Charles Jarboe - Artist Statement
Life is full of uncertainty, mystery, wonder, and doubt. My work exists as a site for questioning the nature of knowledge, understanding, and our ability as human beings to reach out and grasp that which is outside our bodies in a search for objective truth. It operates in a realm that comes before associations and “knowing”; a realm of pure feeling that in turn has implications for the world of ideas that exists beyond.
At the heart of my research is the exploration of the relationship between light, color, and perception. I use glass as a medium to embody and reconfigure the ephemeral character of light. My work foregrounds the subtleties of materiality, texture, and geometry, and flattens the relationship between content and form. My work makes available phenomena that seem to exist somewhere between the objective world and subjective experience. I highlight the ways in which the existence of something seemingly concrete is in fact tenuous, elusive, and indefinite. That which is subtle and ambiguous makes us want to know more, to reach forth, shift perspective, move in closer, spend more time.
Through theater production, architectural design, and scientific research, I have spent years exploring the ways in which light impacts human perception, emotion, and physiology. Centralized within my artmaking are the interactions between body, mind, and world.
Glass has the exceptional ability to make light solid and reveal the many ways that light is manifested within our environment. Variations of surface texture, finish, material density, geometric form, thickness, and edge profile, all have profound effect on the ways in which light interacts with the glass object. I draw on these properties of glass to unveil the fleeting yet ever-present character of light.
The objects and environments I create function as opportunities for the viewer to connect with and contemplate the subtleties of vision. Each piece acts as a window into our own inner worlds. Through processes of self-reflection, we can become aware of the mechanisms of our own senses, as well as their inherent limitations, and thus further grasp the depth and complexities of reality. Whether it is a mirrored black glass object or geometrical construction made from paper, the form first presents itself one way, but slowly unfolds into something more complex through interaction across time.

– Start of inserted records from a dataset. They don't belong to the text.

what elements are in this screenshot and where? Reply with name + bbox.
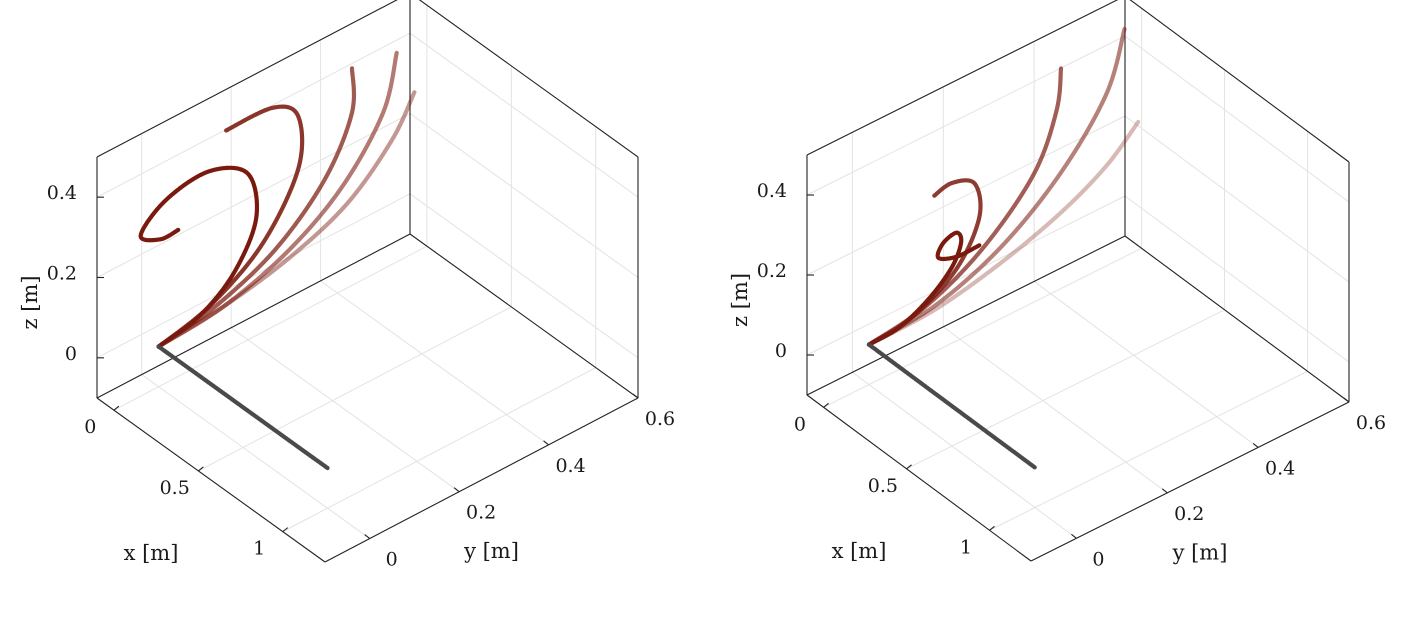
y-tick: [1343, 397, 1350, 403]
x-tick-label: 0: [84, 416, 96, 438]
y-tick: [1252, 442, 1259, 448]
y-tick-label: 0.4: [1265, 457, 1295, 479]
axis-box-edge: [324, 397, 639, 563]
grid-line: [1124, 35, 1350, 203]
series-curve: [156, 50, 399, 349]
grid-line: [906, 309, 1225, 470]
x-tick-label: 0: [794, 413, 806, 435]
y-tick: [453, 487, 460, 493]
grid-line: [409, 32, 639, 198]
axis-box-edge: [1030, 401, 1350, 562]
grid-line: [806, 115, 1126, 276]
y-tick: [543, 440, 549, 446]
y-tick-label: 0: [386, 549, 398, 571]
y-axis-label: y [m]: [463, 539, 519, 563]
grid-line: [96, 193, 411, 359]
series-curve: [866, 119, 1141, 347]
x-tick-label: 0.5: [868, 475, 898, 497]
x-tick: [197, 466, 204, 472]
z-axis-label: z [m]: [18, 275, 42, 329]
grid-line: [320, 280, 549, 446]
z-axis-label: z [m]: [728, 273, 752, 327]
z-tick-label: 0.2: [757, 260, 787, 282]
axis-box-edge: [806, 394, 1032, 562]
series-curve: [156, 66, 357, 349]
x-tick: [906, 464, 912, 470]
z-tick-label: 0.4: [757, 180, 787, 202]
y-tick-label: 0.6: [645, 408, 675, 430]
grid-line: [198, 306, 512, 472]
y-tick: [364, 534, 371, 540]
z-tick-label: 0.4: [47, 182, 77, 204]
axis-box-edge: [96, 0, 398, 158]
y-tick: [632, 393, 639, 399]
grid-line: [806, 35, 1126, 196]
series-curve: [866, 26, 1127, 347]
x-tick: [113, 405, 120, 411]
grid-line: [409, 113, 639, 278]
axis-box-edge: [806, 0, 1119, 156]
grid-line: [1033, 281, 1259, 448]
series-curve: [138, 165, 260, 349]
y-tick-label: 0.2: [1174, 503, 1204, 525]
grid-line: [942, 326, 1168, 494]
grid-line: [409, 193, 639, 359]
grid-line: [1124, 115, 1350, 283]
axis-box-edge: [418, 0, 639, 158]
grid-line: [823, 247, 1142, 408]
y-axis-label: y [m]: [1172, 541, 1228, 565]
y-tick-label: 0.2: [466, 502, 496, 524]
grid-line: [1124, 195, 1350, 363]
y-tick: [1071, 533, 1077, 539]
axis-box-edge: [806, 235, 1126, 396]
grid-line: [852, 371, 1077, 539]
x-tick: [823, 402, 829, 408]
series-curve: [866, 178, 983, 347]
x-tick-label: 0.5: [160, 477, 190, 499]
y-tick-label: 0.6: [1356, 412, 1386, 434]
axis-box-edge: [1129, 0, 1350, 163]
z-tick-label: 0: [775, 340, 787, 362]
axis-box-edge: [409, 233, 639, 399]
grid-line: [806, 195, 1126, 356]
x-tick: [282, 527, 289, 533]
grid-line: [282, 367, 597, 533]
x-axis-label: x [m]: [832, 539, 887, 563]
axis-box-edge: [1124, 235, 1350, 403]
series-curve: [156, 104, 305, 349]
z-tick-label: 0: [65, 343, 77, 365]
series-curve: [866, 230, 982, 347]
y-tick-label: 0.4: [555, 455, 585, 477]
x-tick-label: 1: [960, 536, 972, 558]
y-tick: [1161, 488, 1168, 494]
x-tick: [989, 525, 995, 531]
left-3d-plot: 0 0.5 1 0 0.2 0.4 0.6 0 0.2 0.4 x [m] y [m] z [m]: [18, 0, 675, 571]
grid-line: [230, 327, 460, 493]
x-axis-label: x [m]: [124, 541, 179, 565]
grid-line: [141, 374, 371, 539]
right-3d-plot: 0 0.5 1 0 0.2 0.4 0.6 0 0.2 0.4 x [m] y [m] z [m]: [728, 0, 1386, 570]
axis-box-edge: [96, 397, 326, 563]
axis-box-edge: [96, 233, 411, 399]
x-tick-label: 1: [253, 538, 265, 560]
grid-line: [113, 245, 428, 411]
z-tick-label: 0.2: [47, 263, 77, 285]
series-curve: [156, 344, 330, 471]
grid-line: [96, 113, 411, 278]
series-curve: [866, 342, 1037, 470]
grid-line: [989, 370, 1308, 531]
y-tick-label: 0: [1092, 548, 1104, 570]
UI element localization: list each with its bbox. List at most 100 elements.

It is in the spirit of the quest for knowledge, not just of the world outside us, but also of the nature of consciousness and perception, that I develop sculptural forms and installations that present an opportunity for the viewer to be in a place of uncertainty and wonder. It is in this place that I hope the viewer of my work will want to further explore the knot of relations between themselves, their perceptual processes, and the world of complexity outside.